Sometimes, it is just the time to cut your losses and stop supporting ancient things.
Being extremely backwards compatible can lead to an overly large and overly messy codebase.
For instance, consider xterm, this terminal emulator, often considered the ubiquitous one,
or the ed of terminal emulators, which is even on many distributions bundled with Xorg itself,
has a very large codebase that supports devices older than time itself, none of which
are likely to even be used in production at this point.
You may end up with some software features being present only for the purpose of "historical reasons". The Jargon File refers to these as hysterical reasons / raisins, and has this to say about it:
(also hysterical raisins) A variant on the stock phrase “for historical reasons”, indicating specifically that something must be done in some stupid way for backwards compatibility, and moreover that the feature it must be compatible with was the result of a bad design in the first place. “All IBM PC video adapters have to support MDA text mode for hysterical reasons.” Compare bug-for-bug compatible.
That speaks a lot about considering how to do things.
gRPC forward and backward compatibility
gRPC with protobuf version 3 leads us to design our systems to be both forwards and backwards compatible. The fact that Protocol Buffers are utilized are a key component in this.
Here is an example of some protocol buffers, a message representing a student who can choose between two language classes, and then we store which group he or she is in as a string in the field:
message Student {
int32 student_id = 1;
oneof language_course {
string lang_eng = 2;
string lang_fre = 3;
}
}
In many other formats, this would not be very good, as we might be surprised when a field is missing.

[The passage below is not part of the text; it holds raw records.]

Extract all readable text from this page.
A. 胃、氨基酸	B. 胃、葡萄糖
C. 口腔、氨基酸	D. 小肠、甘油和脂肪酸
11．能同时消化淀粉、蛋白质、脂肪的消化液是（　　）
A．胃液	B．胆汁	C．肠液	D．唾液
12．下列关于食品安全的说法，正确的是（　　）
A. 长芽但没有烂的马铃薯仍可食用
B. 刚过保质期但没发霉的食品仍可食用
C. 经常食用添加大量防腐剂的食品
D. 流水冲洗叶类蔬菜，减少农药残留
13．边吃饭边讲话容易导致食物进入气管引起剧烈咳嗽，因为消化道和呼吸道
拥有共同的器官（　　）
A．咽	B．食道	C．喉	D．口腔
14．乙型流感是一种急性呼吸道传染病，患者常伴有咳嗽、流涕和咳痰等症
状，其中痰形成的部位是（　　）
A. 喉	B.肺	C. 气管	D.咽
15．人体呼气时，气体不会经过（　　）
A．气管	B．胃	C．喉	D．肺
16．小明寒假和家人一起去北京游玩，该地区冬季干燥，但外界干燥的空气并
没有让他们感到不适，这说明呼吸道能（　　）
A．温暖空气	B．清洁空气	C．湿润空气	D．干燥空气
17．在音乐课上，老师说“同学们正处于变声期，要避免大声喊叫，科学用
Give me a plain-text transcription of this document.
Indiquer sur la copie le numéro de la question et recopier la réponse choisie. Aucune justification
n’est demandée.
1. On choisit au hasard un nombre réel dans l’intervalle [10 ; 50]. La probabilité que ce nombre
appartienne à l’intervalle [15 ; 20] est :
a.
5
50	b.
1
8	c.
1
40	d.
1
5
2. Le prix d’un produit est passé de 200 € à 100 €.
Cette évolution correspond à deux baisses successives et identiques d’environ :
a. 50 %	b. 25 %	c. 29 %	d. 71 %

However, protocol buffers version 3 makes everything optional by default, which in Rust translates
to Option<T>, that expresses that the value may not be present and forces us to handle that eventuality.
If you do not handle it regardless, then it was your explicit choice and when it proverbially shoots you in the foot, it is completely on you. Therefore, the only mistake we may find in the definition above is the possibility that a student might choose a French course. The mere thought sends shivers down my spine, but luckily, we can rectify that.
The nice thing to do is to first mark this field as deprecated. We can also add a more sensible choice:
message Student {
int32 student_id = 1;
oneof language_course {
string lang_eng = 2;
string lang_fre = 3 [deprecated = true];
string lang_finnish = 4;
}
}
Now that's a language to grow some hair on your chest! Eventually, we may even stop parsing this field at all. Therefore, we set the field as reserved:
message Student {
reserved 3;
int32 student_id = 1;
oneof language_course {
string lang_eng = 2;
string lang_finnish = 4;
}
}
We have successfully deleted the French and there is peace in the universe.
The fact that the fields are numbered is quite important. This means that the order in which the fields are written is not really important and that we have a notion of an actual slot in the messages. We will therefore not run into issues where a field has been removed and we are no longer expecting it, and so fields get shifted and we receive corrupted date or unparseable messages.
This functionality helps messages to be both backwards and forwards compatible. Server has to handle that all things might be missing, the client does not have to care about sending things that it is not capable of and receiving responses it is not expecting.
Since we are prescribed protocol buffers, we can reasonably expect this behavior to stand.